Financial Tip Friday: Invest At Least 15% of Your Income

Financial Tip Friday: Invest At Least 15% of Your Income

One of the things that I would do if I were emperor is to make people save at least something for retirement. In fact, there are some states right now that are actually making it mandatory for some small businesses to contribute a small % of an employees income to some retirement plan. While this is for a future post I say bravo states! It is about time. The truth is Americans don’t do a very good job of saving their money whether that be for retirement or otherwise.

In fact, some would argue there is retirement crisis in America. People who are reaching retirement age are woefully unprepared, young people believe the stock market is a casino or have so many student loans they can’t save that much. And then there is the sandwich, Generation Xers, who have both problems.

Now we can blame all kinds of people for this. We can blame the government, we can blame our culture, we can blame a whole host of folks. And unfortunately there are some people who can’t really afford to retire because of poverty. This message and post is directed at those who have retirement plans available to them at work or can open some kind of IRA: It is high time we start saving at least 15% of your income into some kind of retirement savings.

You might be screaming at the computer screen right now: Jason I can’t save 15% I don’t have the money. My message to you would be you cannot afford not to save, save early, and save often.

Make Your Savings Automatic

One of the things you can do to begin the habit of saving is to just make it automatic.  Sign up for your 401k plan or whatever retirement plan available and have 15% of your paycheck put into your plan. If you can’t afford 15% right away (and I would try it first then adjust later) then start with 10% and every time you get a raise then increase your savings by 1%. Every time I get a raise I take at least 25% of that raise and I automatically increase my retirement contributions.

It is automatic every two weeks and I really don’t miss the money because my housing expenses are fixed and I learn to live on a little less.

If you don’t have a retirement plan then do the same thing for sometime of IRA. You can easily open an IRA at any major bank or brokerage firm or you can do it online. Every paycheck have x amount of dollars automatically deducted from your check before you can spend it.

Cut Spending Somewhere Else

You might be thinking that there is still no way that you can put 15% of your income into retirement savings because you need that money for bills or other debts. I fully admit that I want people to be debt free as soon as possible. If Dave Ramsey were writing this post he would say don’t even invest until you have ALL of your debt paid off (except your mortgage).
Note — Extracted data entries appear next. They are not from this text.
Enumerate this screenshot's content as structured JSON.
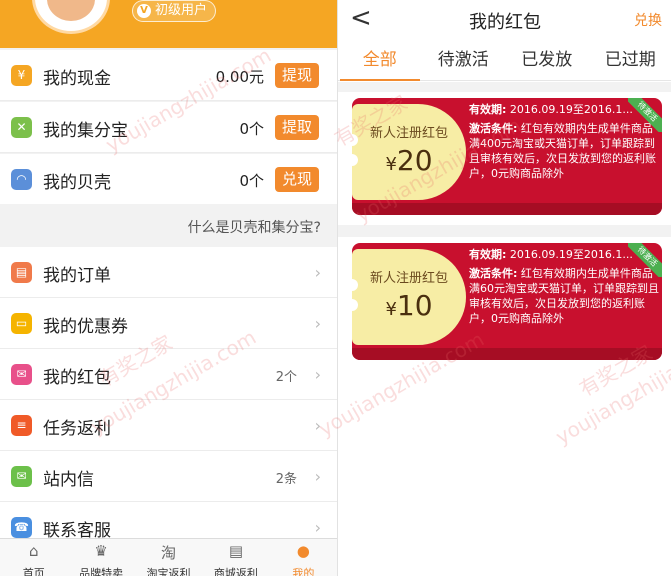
{
  "left": {
    "user_level": "初级用户",
    "accounts": [
      {
        "label": "我的现金",
        "value": "0.00元",
        "button": "提现",
        "icon": "cash-icon",
        "color": "#f5a623"
      },
      {
        "label": "我的集分宝",
        "value": "0个",
        "button": "提取",
        "icon": "jifenbao-icon",
        "color": "#7cc04b"
      },
      {
        "label": "我的贝壳",
        "value": "0个",
        "button": "兑现",
        "icon": "shell-icon",
        "color": "#5b8fd9"
      }
    ],
    "info_link": "什么是贝壳和集分宝?",
    "menu": [
      {
        "label": "我的订单",
        "count": "",
        "icon": "order-icon",
        "color": "#f07a4a"
      },
      {
        "label": "我的优惠券",
        "count": "",
        "icon": "coupon-icon",
        "color": "#f5b400"
      },
      {
        "label": "我的红包",
        "count": "2个",
        "icon": "red-packet-icon",
        "color": "#e8508a"
      },
      {
        "label": "任务返利",
        "count": "",
        "icon": "task-icon",
        "color": "#f05a28"
      },
      {
        "label": "站内信",
        "count": "2条",
        "icon": "mail-icon",
        "color": "#6cc04a"
      },
      {
        "label": "联系客服",
        "count": "",
        "icon": "service-icon",
        "color": "#4a8fe0"
      }
    ],
    "tabs": [
      {
        "label": "首页",
        "icon": "home-icon",
        "glyph": "⌂"
      },
      {
        "label": "品牌特卖",
        "icon": "crown-icon",
        "glyph": "♛"
      },
      {
        "label": "淘宝返利",
        "icon": "taobao-icon",
        "glyph": "淘"
      },
      {
        "label": "商城返利",
        "icon": "store-icon",
        "glyph": "▤"
      },
      {
        "label": "我的",
        "icon": "user-icon",
        "glyph": "●"
      }
    ]
  },
  "right": {
    "title": "我的红包",
    "back": "<",
    "redeem": "兑换",
    "tabs": [
      "全部",
      "待激活",
      "已发放",
      "已过期"
    ],
    "envelopes": [
      {
        "name": "新人注册红包",
        "currency": "¥",
        "amount": "20",
        "validity_label": "有效期:",
        "validity": "2016.09.19至2016.1...",
        "cond_label": "激活条件:",
        "condition": "红包有效期内生成单件商品满400元淘宝或天猫订单，订单跟踪到且审核有效后，次日发放到您的返利账户，0元购商品除外",
        "status": "待激活"
      },
      {
        "name": "新人注册红包",
        "currency": "¥",
        "amount": "10",
        "validity_label": "有效期:",
        "validity": "2016.09.19至2016.1...",
        "cond_label": "激活条件:",
        "condition": "红包有效期内生成单件商品满60元淘宝或天猫订单，订单跟踪到且审核有效后，次日发放到您的返利账户，0元购商品除外",
        "status": "待激活"
      }
    ]
  },
  "watermark": {
    "cn": "有奖之家",
    "en": "youjiangzhijia.com"
  }
}
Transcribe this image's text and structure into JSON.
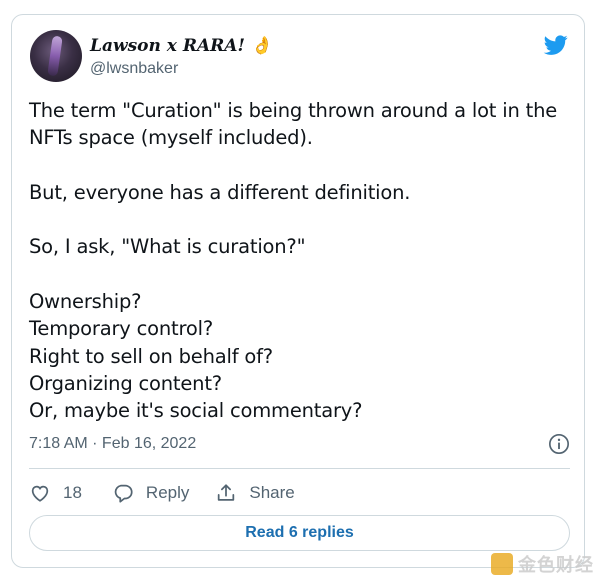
{
  "tweet": {
    "author_name": "Lawson x RARA! 👌",
    "author_handle": "@lwsnbaker",
    "text": "The term \"Curation\" is being thrown around a lot in the NFTs space (myself included).\n\nBut, everyone has a different definition.\n\nSo, I ask, \"What is curation?\"\n\nOwnership?\nTemporary control?\nRight to sell on behalf of?\nOrganizing content?\nOr, maybe it's social commentary?",
    "timestamp": "7:18 AM · Feb 16, 2022"
  },
  "actions": {
    "like_count": "18",
    "reply_label": "Reply",
    "share_label": "Share"
  },
  "read_replies_label": "Read 6 replies",
  "watermark": {
    "text": "金色财经"
  },
  "icons": {
    "brand": "twitter-bird-icon",
    "info": "info-icon",
    "like": "heart-icon",
    "reply": "speech-bubble-icon",
    "share": "share-upload-icon"
  },
  "colors": {
    "twitter_blue": "#1d9bf0",
    "link_blue": "#1d6fb0",
    "text_primary": "#0f1419",
    "text_secondary": "#536471",
    "border": "#cfd9de",
    "watermark_logo": "#e8a81c"
  }
}
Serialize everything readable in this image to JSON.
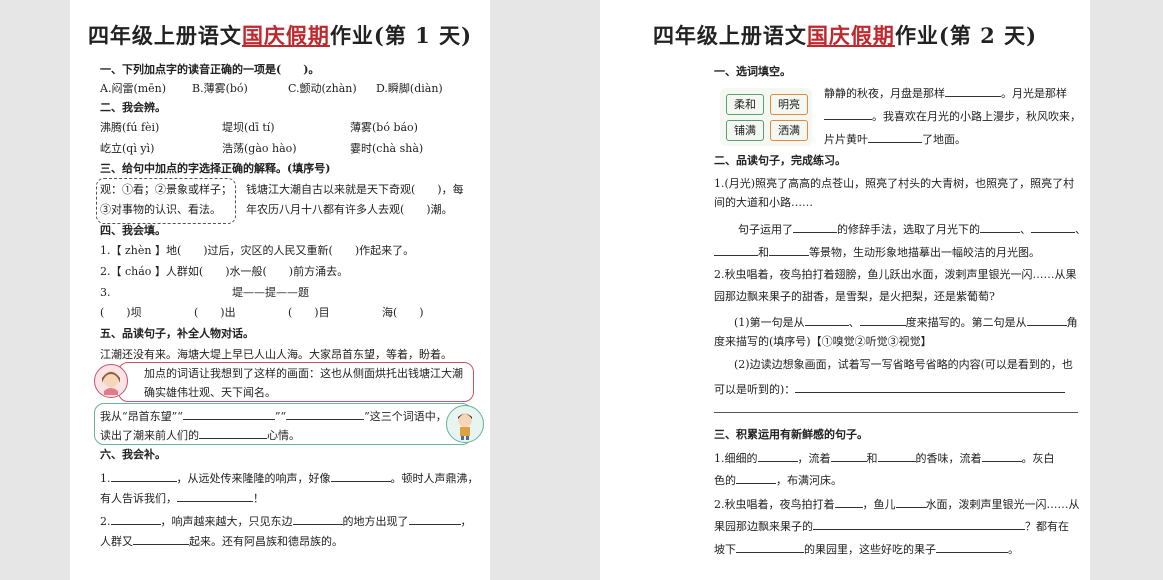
{
  "page1": {
    "title_pre": "四年级上册语文",
    "title_red": "国庆假期",
    "title_post": "作业(第 1 天)",
    "s1_heading": "一、下列加点字的读音正确的一项是(　　)。",
    "s1_options": [
      "A.闷雷(mēn)",
      "B.薄雾(bó)",
      "C.颤动(zhàn)",
      "D.瞬脚(diàn)"
    ],
    "s2_heading": "二、我会辨。",
    "s2_rows": [
      [
        "沸腾(fú fèi)",
        "堤坝(dī tí)",
        "薄雾(bó báo)"
      ],
      [
        "屹立(qì yì)",
        "浩荡(gào hào)",
        "霎时(chà shà)"
      ]
    ],
    "s3_heading": "三、给句中加点的字选择正确的解释。(填序号)",
    "s3_box": [
      "观：①看；②景象或样子；",
      "③对事物的认识、看法。"
    ],
    "s3_sentences": [
      "钱塘江大潮自古以来就是天下奇观(　　)，每",
      "年农历八月十八都有许多人去观(　　)潮。"
    ],
    "s4_heading": "四、我会填。",
    "s4_lines": [
      "1.【 zhèn 】地(　　)过后，灾区的人民又重新(　　)作起来了。",
      "2.【 cháo 】人群如(　　)水一般(　　)前方涌去。"
    ],
    "s4_3_num": "3.",
    "s4_3_center": "堤——提——题",
    "s4_3_items": [
      "(　　)坝",
      "(　　)出",
      "(　　)目",
      "海(　　)"
    ],
    "s5_heading": "五、品读句子，补全人物对话。",
    "s5_text": "江潮还没有来。海塘大堤上早已人山人海。大家昂首东望，等着，盼着。",
    "s5_bubble1": [
      "加点的词语让我想到了这样的画面：这也从侧面烘托出钱塘江大潮",
      "确实雄伟壮观、天下闻名。"
    ],
    "s5_bubble2": [
      "我从“昂首东望”“",
      "”“",
      "”这三个词语中，",
      "读出了潮来前人们的",
      "心情。"
    ],
    "s6_heading": "六、我会补。",
    "s6_l1": [
      "1.",
      "，从远处传来隆隆的响声，好像",
      "。顿时人声鼎沸，"
    ],
    "s6_l2": [
      "有人告诉我们，",
      "！"
    ],
    "s6_l3": [
      "2.",
      "，响声越来越大，只见东边",
      "的地方出现了",
      "，"
    ],
    "s6_l4": [
      "人群又",
      "起来。还有阿昌族和德昂族的。"
    ]
  },
  "page2": {
    "title_pre": "四年级上册语文",
    "title_red": "国庆假期",
    "title_post": "作业(第 2 天)",
    "s1_heading": "一、选词填空。",
    "s1_words": [
      "柔和",
      "明亮",
      "铺满",
      "洒满"
    ],
    "s1_lines": [
      [
        "静静的秋夜，月盘是那样",
        "。月光是那样"
      ],
      [
        "",
        "。我喜欢在月光的小路上漫步，秋风吹来，"
      ],
      [
        "片片黄叶",
        "了地面。"
      ]
    ],
    "s2_heading": "二、品读句子，完成练习。",
    "s2_p1": [
      "1.(月光)照亮了高高的点苍山，照亮了村头的大青树，也照亮了，照亮了村",
      "间的大道和小路……"
    ],
    "s2_q1a": [
      "句子运用了",
      "的修辞手法，选取了月光下的",
      "、",
      "、"
    ],
    "s2_q1b": [
      "和",
      "等景物，生动形象地描摹出一幅皎洁的月光图。"
    ],
    "s2_p2": [
      "2.秋虫唱着，夜鸟拍打着翅膀，鱼儿跃出水面，泼剌声里银光一闪……从果",
      "园那边飘来果子的甜香，是雪梨，是火把梨，还是紫葡萄?"
    ],
    "s2_q2a": [
      "(1)第一句是从",
      "、",
      "度来描写的。第二句是从",
      "角"
    ],
    "s2_q2b": "度来描写的(填序号)【①嗅觉②听觉③视觉】",
    "s2_q2c": "(2)边读边想象画面，试着写一写省略号省略的内容(可以是看到的，也",
    "s2_q2d": "可以是听到的)：",
    "s3_heading": "三、积累运用有新鲜感的句子。",
    "s3_l1": [
      "1.细细的",
      "，流着",
      "和",
      "的香味，流着",
      "。灰白"
    ],
    "s3_l2": [
      "色的",
      "，布满河床。"
    ],
    "s3_l3": [
      "2.秋虫唱着，夜鸟拍打着",
      "，鱼儿",
      "水面，泼剌声里银光一闪……从"
    ],
    "s3_l4": [
      "果园那边飘来果子的",
      "？都有在"
    ],
    "s3_l5": [
      "坡下",
      "的果园里，这些好吃的果子",
      "。"
    ]
  },
  "colors": {
    "accent_red": "#c0282d",
    "bubble_red": "#c8556a",
    "bubble_green": "#6bb09a",
    "word_green": "#5aa06e",
    "word_orange": "#e08a3c"
  }
}
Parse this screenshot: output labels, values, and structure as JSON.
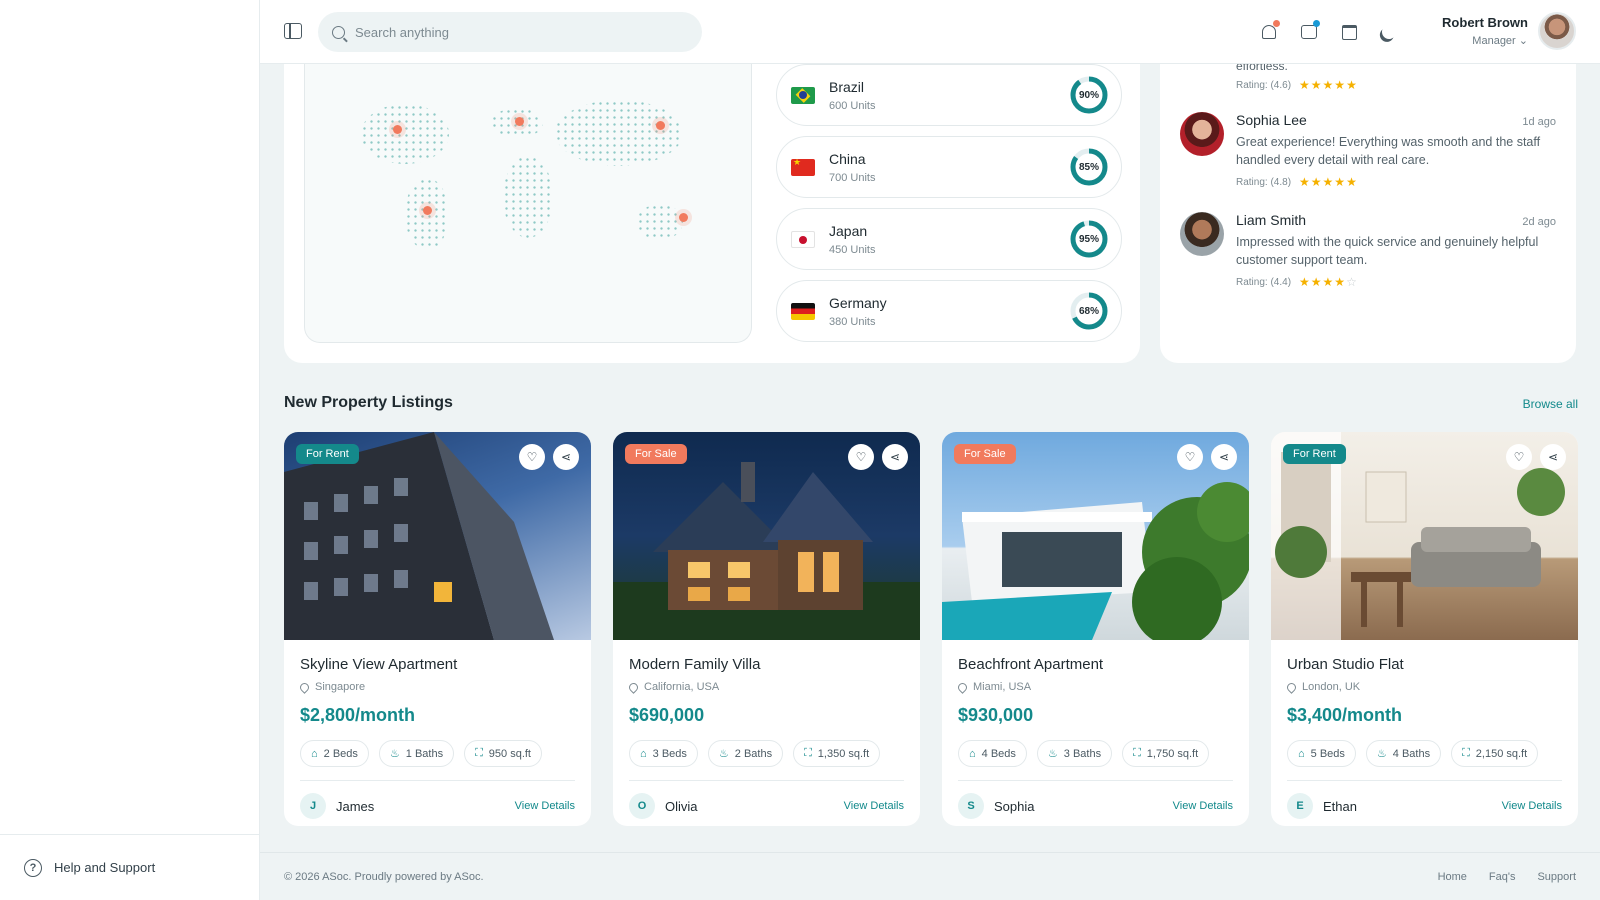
{
  "header": {
    "search_placeholder": "Search anything",
    "user_name": "Robert Brown",
    "user_role": "Manager",
    "notification_dot_color": "#f17a5d",
    "message_dot_color": "#1a9ad6"
  },
  "sidebar": {
    "help_label": "Help and Support"
  },
  "countries": [
    {
      "name": "Brazil",
      "units": "600 Units",
      "percent": 90,
      "percent_label": "90%"
    },
    {
      "name": "China",
      "units": "700 Units",
      "percent": 85,
      "percent_label": "85%"
    },
    {
      "name": "Japan",
      "units": "450 Units",
      "percent": 95,
      "percent_label": "95%"
    },
    {
      "name": "Germany",
      "units": "380 Units",
      "percent": 68,
      "percent_label": "68%"
    }
  ],
  "reviews": {
    "partial_text": "effortless.",
    "partial_rating": "Rating: (4.6)",
    "items": [
      {
        "name": "Sophia Lee",
        "ago": "1d ago",
        "text": "Great experience! Everything was smooth and the staff handled every detail with real care.",
        "rating": "Rating: (4.8)",
        "stars": 5
      },
      {
        "name": "Liam Smith",
        "ago": "2d ago",
        "text": "Impressed with the quick service and genuinely helpful customer support team.",
        "rating": "Rating: (4.4)",
        "stars": 4
      }
    ]
  },
  "listings": {
    "title": "New Property Listings",
    "browse_label": "Browse all",
    "cards": [
      {
        "tag": "For Rent",
        "title": "Skyline View Apartment",
        "location": "Singapore",
        "price": "$2,800/month",
        "beds": "2 Beds",
        "baths": "1 Baths",
        "area": "950 sq.ft",
        "agent_initial": "J",
        "agent": "James",
        "action": "View Details"
      },
      {
        "tag": "For Sale",
        "title": "Modern Family Villa",
        "location": "California, USA",
        "price": "$690,000",
        "beds": "3 Beds",
        "baths": "2 Baths",
        "area": "1,350 sq.ft",
        "agent_initial": "O",
        "agent": "Olivia",
        "action": "View Details"
      },
      {
        "tag": "For Sale",
        "title": "Beachfront Apartment",
        "location": "Miami, USA",
        "price": "$930,000",
        "beds": "4 Beds",
        "baths": "3 Baths",
        "area": "1,750 sq.ft",
        "agent_initial": "S",
        "agent": "Sophia",
        "action": "View Details"
      },
      {
        "tag": "For Rent",
        "title": "Urban Studio Flat",
        "location": "London, UK",
        "price": "$3,400/month",
        "beds": "5 Beds",
        "baths": "4 Baths",
        "area": "2,150 sq.ft",
        "agent_initial": "E",
        "agent": "Ethan",
        "action": "View Details"
      }
    ]
  },
  "footer": {
    "copyright": "© 2026 ASoc. Proudly powered by ASoc.",
    "links": [
      "Home",
      "Faq's",
      "Support"
    ]
  },
  "colors": {
    "accent": "#14898b",
    "sale": "#f17a5d",
    "star": "#f5b100"
  }
}
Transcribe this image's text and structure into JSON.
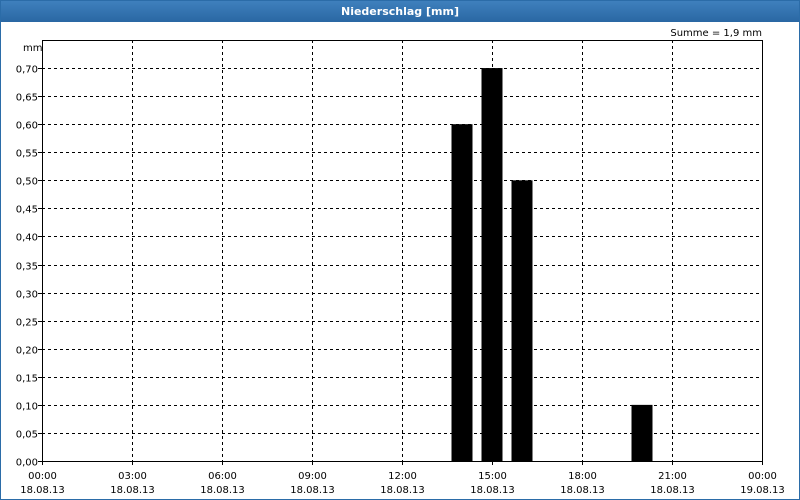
{
  "window": {
    "title": "Niederschlag [mm]"
  },
  "chart_data": {
    "type": "bar",
    "title": "Niederschlag [mm]",
    "ylabel": "mm",
    "annotation": "Summe = 1,9 mm",
    "ylim": [
      0,
      0.75
    ],
    "ytick_labels": [
      "0,00",
      "0,05",
      "0,10",
      "0,15",
      "0,20",
      "0,25",
      "0,30",
      "0,35",
      "0,40",
      "0,45",
      "0,50",
      "0,55",
      "0,60",
      "0,65",
      "0,70"
    ],
    "ytick_values": [
      0,
      0.05,
      0.1,
      0.15,
      0.2,
      0.25,
      0.3,
      0.35,
      0.4,
      0.45,
      0.5,
      0.55,
      0.6,
      0.65,
      0.7
    ],
    "xlim_hours": [
      0,
      24
    ],
    "xticks": [
      {
        "hour": 0,
        "time": "00:00",
        "date": "18.08.13"
      },
      {
        "hour": 3,
        "time": "03:00",
        "date": "18.08.13"
      },
      {
        "hour": 6,
        "time": "06:00",
        "date": "18.08.13"
      },
      {
        "hour": 9,
        "time": "09:00",
        "date": "18.08.13"
      },
      {
        "hour": 12,
        "time": "12:00",
        "date": "18.08.13"
      },
      {
        "hour": 15,
        "time": "15:00",
        "date": "18.08.13"
      },
      {
        "hour": 18,
        "time": "18:00",
        "date": "18.08.13"
      },
      {
        "hour": 21,
        "time": "21:00",
        "date": "18.08.13"
      },
      {
        "hour": 24,
        "time": "00:00",
        "date": "19.08.13"
      }
    ],
    "bars": [
      {
        "hour": 14,
        "value": 0.6
      },
      {
        "hour": 15,
        "value": 0.7
      },
      {
        "hour": 16,
        "value": 0.5
      },
      {
        "hour": 20,
        "value": 0.1
      }
    ],
    "grid": true,
    "colors": {
      "bar": "#000000",
      "grid": "#000000",
      "title_bar": "#2f6fae"
    }
  }
}
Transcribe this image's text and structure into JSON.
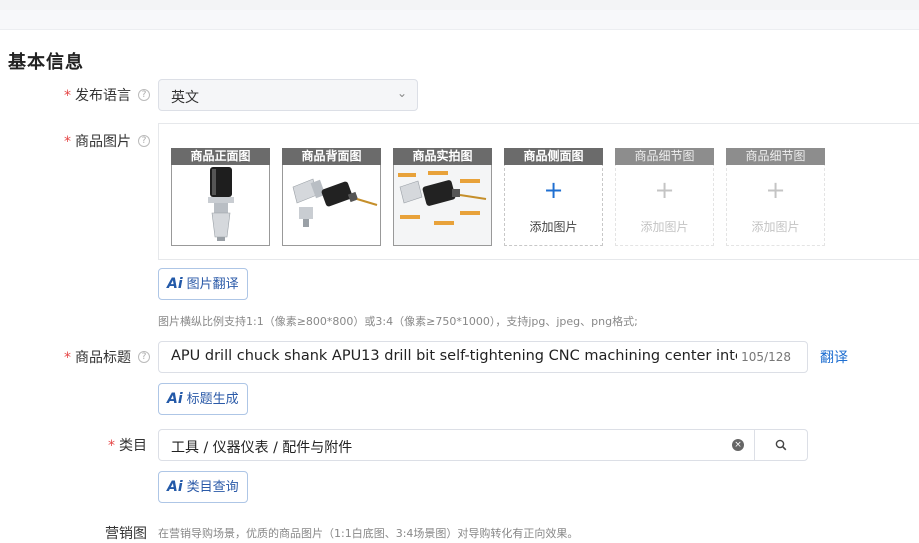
{
  "section_title": "基本信息",
  "language": {
    "label": "发布语言",
    "value": "英文"
  },
  "images": {
    "label": "商品图片",
    "slots": [
      {
        "caption": "商品正面图",
        "state": "filled"
      },
      {
        "caption": "商品背面图",
        "state": "filled"
      },
      {
        "caption": "商品实拍图",
        "state": "filled"
      },
      {
        "caption": "商品侧面图",
        "state": "empty",
        "add_label": "添加图片"
      },
      {
        "caption": "商品细节图",
        "state": "disabled",
        "add_label": "添加图片"
      },
      {
        "caption": "商品细节图",
        "state": "disabled",
        "add_label": "添加图片"
      }
    ],
    "translate_button": "图片翻译",
    "hint": "图片横纵比例支持1:1（像素≥800*800）或3:4（像素≥750*1000），支持jpg、jpeg、png格式;"
  },
  "title": {
    "label": "商品标题",
    "value": "APU drill chuck shank APU13 drill bit self-tightening CNC machining center integrated",
    "count": "105/128",
    "translate_link": "翻译",
    "generate_button": "标题生成"
  },
  "category": {
    "label": "类目",
    "value": "工具 / 仪器仪表 / 配件与附件",
    "query_button": "类目查询"
  },
  "marketing": {
    "label": "营销图",
    "hint": "在营销导购场景，优质的商品图片（1:1白底图、3:4场景图）对导购转化有正向效果。"
  },
  "ai_badge": "Ai",
  "colors": {
    "required": "#e54545",
    "link": "#1f6fd1",
    "ai_border": "#aec6e6"
  }
}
Not bad advice, but I don’t necessarily agree with everything Dave has to say (but I do admit I think about his advice a lot).

If you do have all of your money going to bills then you probably want to check your bills and see where you can cut some of your spending. My next financial challenge is called the 1% challenge. In other words, I am going to track my spending and cut 1% out of my budget. If my budget is $2000 that is $20. Maybe that means I don’t eat out or whatever. But I am sure that I can cut 1% of my budget to meet that goal.

Take that 1% and put it into a retirement vehicle. Even $20 is better than nothing.

But maybe you also need to think about cutting a bit deeper. For example, last year Americans bought over 16 million new cars. The average car payment per month is over $400. Sometimes people are just buying cars or leasing them because they want a new car.

Instead, why not buy a used car (another future post) that is a couple of years or even older for a reasonable price. Pay off that car as soon as possible and then take that $471 and put it in a retirement vehicle (e.g. an IRA or divert it to your 401k). If you drive the car you bought for over a decade and most cars average at least 11-15 years on the road. But if you took that $471 and invested it over a 30 year period. You would have based upon an 8% return almost $700,000. If you averaged 12% you would have over $1.5 MILLION. 

Just by contributing that car payment you would be a millionaire if the stock market performs on average for the next 30 years (which I think it will). For most people $471 is less than 15% of their income. You might even wind up with more money than that. Why on earth would you give up that kind of money so you can buy or even lease a new car? Or go out to dinner all the time or whatever it maybe.

The Bottom Line

We don’t do enough to think about our future retirement. I was the same way until my early 30s. And I still kick myself for the stupid mistakes I made. If I had been more disciplined and not gone out to eat or done whatever, when I didn’t need too I wouldn’t be in the financial mess I am in.

Most people will want to retire someday. You don’t need to be a millionaire to retire, but you do need to save at some point. I would love it if people would save 50% of their incomes, but that isn’t realistic for many people. So 15% is a good starting point. It is never too late too start. The point is that you begin now.